No problem and you can go very much lower. It's done everyday for garbage disposals attached to deep sinks and even laundry tubs. I've even seen traps resting on the room's floor with the cabinet bottom greatly notched out for servicing and replacement (plain ugly)...the sink drained exactly like it should and I had no problems washing my tools and buckets.
Additionally, the sink's tailpiece that goes into the trap assembly can be up to a maximum of 24" long. Initially, I couldn't find a public Code Reference, but there is 1 here https://www.law.cornell.edu/cfr/text/24/3280.606 to substantiate this very rarely seen setup.
Your situation seems to be a basement or on-grade slab.
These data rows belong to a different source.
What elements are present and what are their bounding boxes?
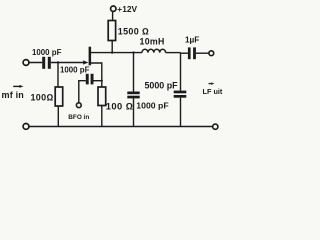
svg-text:1000 pF: 1000 pF: [60, 65, 90, 74]
junction R1/rail: [111, 51, 113, 53]
wire output node down to C5: [180, 53, 182, 91]
svg-text:BFO in: BFO in: [68, 114, 89, 121]
capacitor C4 1000 pF (drain bypass): [127, 92, 139, 95]
capacitor C6 1 uF: [188, 47, 191, 59]
svg-text:10mH: 10mH: [140, 36, 165, 46]
terminal common bottom-left: [23, 124, 29, 130]
svg-text:1000 pF: 1000 pF: [32, 48, 62, 57]
wire R1 to drain rail: [111, 41, 113, 53]
svg-text:LF uit: LF uit: [203, 87, 223, 96]
junction rail/C4: [132, 51, 134, 53]
wire source lead: [91, 63, 102, 87]
wire +12V terminal to R1: [112, 12, 114, 21]
terminal mf in: [23, 60, 29, 66]
wire gate node to R2: [57, 63, 59, 88]
capacitor C5 5000 pF: [174, 91, 187, 94]
wire rail down to C4: [133, 53, 135, 92]
svg-text:+12V: +12V: [117, 4, 137, 14]
wire C6 to LF terminal: [196, 52, 209, 54]
svg-text:1µF: 1µF: [185, 35, 199, 44]
arrow above LF uit: [209, 83, 213, 85]
svg-text:100Ω: 100Ω: [31, 92, 54, 102]
wire gate lead: [29, 62, 84, 64]
wire C4 to ground rail: [133, 98, 135, 126]
wire C2 to source node: [94, 80, 102, 82]
junction C2/source: [101, 80, 103, 82]
terminal BFO in: [76, 103, 81, 108]
transistor Q1 channel bar: [89, 47, 92, 66]
wire R3 to ground rail: [101, 106, 103, 127]
gate arrowhead: [83, 60, 88, 64]
arrow above mf in: [13, 85, 20, 87]
terminal +12V: [111, 6, 116, 11]
inductor L1 10 mH: [142, 49, 166, 52]
svg-text:5000 pF: 5000 pF: [145, 80, 179, 90]
svg-text:mf in: mf in: [2, 90, 25, 100]
capacitor C2 1000 pF (BFO coupling): [86, 74, 89, 85]
terminal common bottom-right: [213, 124, 218, 129]
wire L1 to output node: [166, 52, 181, 54]
svg-text:1500 Ω: 1500 Ω: [118, 27, 149, 37]
wire C5 to ground rail: [180, 98, 182, 127]
wire output node to C6: [181, 52, 188, 54]
resistor R2 100 ohm: [55, 87, 63, 106]
capacitor C1 1000 pF (mf coupling): [42, 57, 45, 69]
wire BFO terminal up to C2: [79, 81, 86, 103]
wire drain rail: [91, 52, 142, 54]
wire R2 to ground rail: [57, 106, 59, 127]
wire ground rail: [29, 126, 213, 128]
resistor R3 100 ohm (source): [98, 87, 106, 106]
svg-text:100 Ω: 100 Ω: [106, 100, 133, 111]
svg-text:1000 pF: 1000 pF: [136, 101, 168, 111]
terminal LF uit: [209, 51, 214, 56]
resistor R1 1500 ohm: [108, 21, 115, 41]
junction gate node / R2: [57, 61, 59, 63]
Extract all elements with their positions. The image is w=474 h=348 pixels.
Though, if there were a readily accessible crawlspace or garage below the deep sink and its garbage disposal, an up-to 24" tailpiece could place the trap in those areas and not in the sink's cabinet or room at all. In operation and regulation, there's little difference between a sink, shower or laundry standpipe trap.
Side with immediate and easy access in all cases. Not seeing a P-trap in the sink's cabinet will have most Home Inspectors and Newbie Building Code Inspectors hyperventilating and clutching for their red pen. Although, these idiots will still happily approve all illegal horizontal drywall installations, amazingly.